If money is tight and another drive is not doable, you could partition the 16TB with enough space to clone your boot drive, use one of those apps to duplicate your boot drive to the new partition and then you will have probably 15TB or so left for normal operations and around 1TB (in the new partition) as a bootable option into the current macOS. The partition could be whatever size your boot drive is now- I'm simply assuming 1TB in this example. Time Machine will basically ignore the partition as if you have a 15TB drive instead, so you can continue using TM for backups but have a way back to an exact copy of your Mac boot drive as it is right now.
With a bootable clone, you can choose that boot drive instead of the one built in to boot into it exactly as you cloned it. For example, I have this for macOS 10.13.6 to hang on to certain software functionality that wouldn't function in 10.14 and newer. I also have an old Snow Leopard backup to be able to use a few pieces of software that need Rosetta 1. I have 1 Mac that can boot into either. So on startup, I can let it boot into the newest macOS as default or override to boot into 10.13.6 or even Snow Leopard. If the latter, it is as if it is a Mac from years ago, with all the files/folders/apps as they were- and worked- on those earlier versions of macOS and OS X.
There are some who talk about this rule of not upgrading macOS until the .3 or .4 update. This approach allows you to take shot at the .0 update when released. If it turns out to be buggy/messy/problematic, you can always go back as long as you have a cloned boot drive with what you consider the last stable release (for your needs). TM backups aren't backing up everything, so it is not the same.

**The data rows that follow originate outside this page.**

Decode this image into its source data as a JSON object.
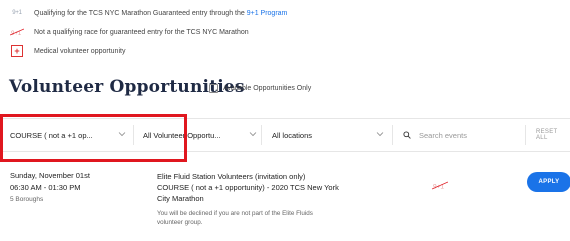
{
  "legend": {
    "guaranteed_badge": "9+1",
    "guaranteed_text": "Qualifying for the TCS NYC Marathon Guaranteed entry through the",
    "guaranteed_link": "9+1 Program",
    "not_qualifying_text": "Not a qualifying race for guaranteed entry for the TCS NYC Marathon",
    "medical_text": "Medical volunteer opportunity"
  },
  "page": {
    "title": "Volunteer Opportunities",
    "available_only_label": "Available Opportunities Only"
  },
  "filters": {
    "course": "COURSE ( not a +1 op...",
    "opportunity": "All Volunteer Opportu...",
    "location": "All locations",
    "search_placeholder": "Search events",
    "reset_label": "RESET ALL"
  },
  "event": {
    "date": "Sunday, November 01st",
    "time": "06:30 AM - 01:30 PM",
    "location": "5 Boroughs",
    "title_line1": "Elite Fluid Station Volunteers (invitation only)",
    "title_line2": "COURSE ( not a +1 opportunity) - 2020 TCS New York",
    "title_line3": "City Marathon",
    "note_line1": "You will be declined if you are not part of the Elite Fluids",
    "note_line2": "volunteer group.",
    "apply_label": "APPLY"
  },
  "colors": {
    "accent": "#1a73e8",
    "highlight": "#e0171f",
    "title": "#1f2a44"
  }
}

If you've been at this long, you probably have some old, smaller hard drives laying around doing nothing. Boot drives in Macs are usually not very big (would even 1TB be "average"?). You can probably put an old, maybe "retired" (because it is "too small") drive back to work. Else, buying an external to match whatever size you have in your Mac is probably an external that doesn't cost more than $150 at most... and more likely less than $100.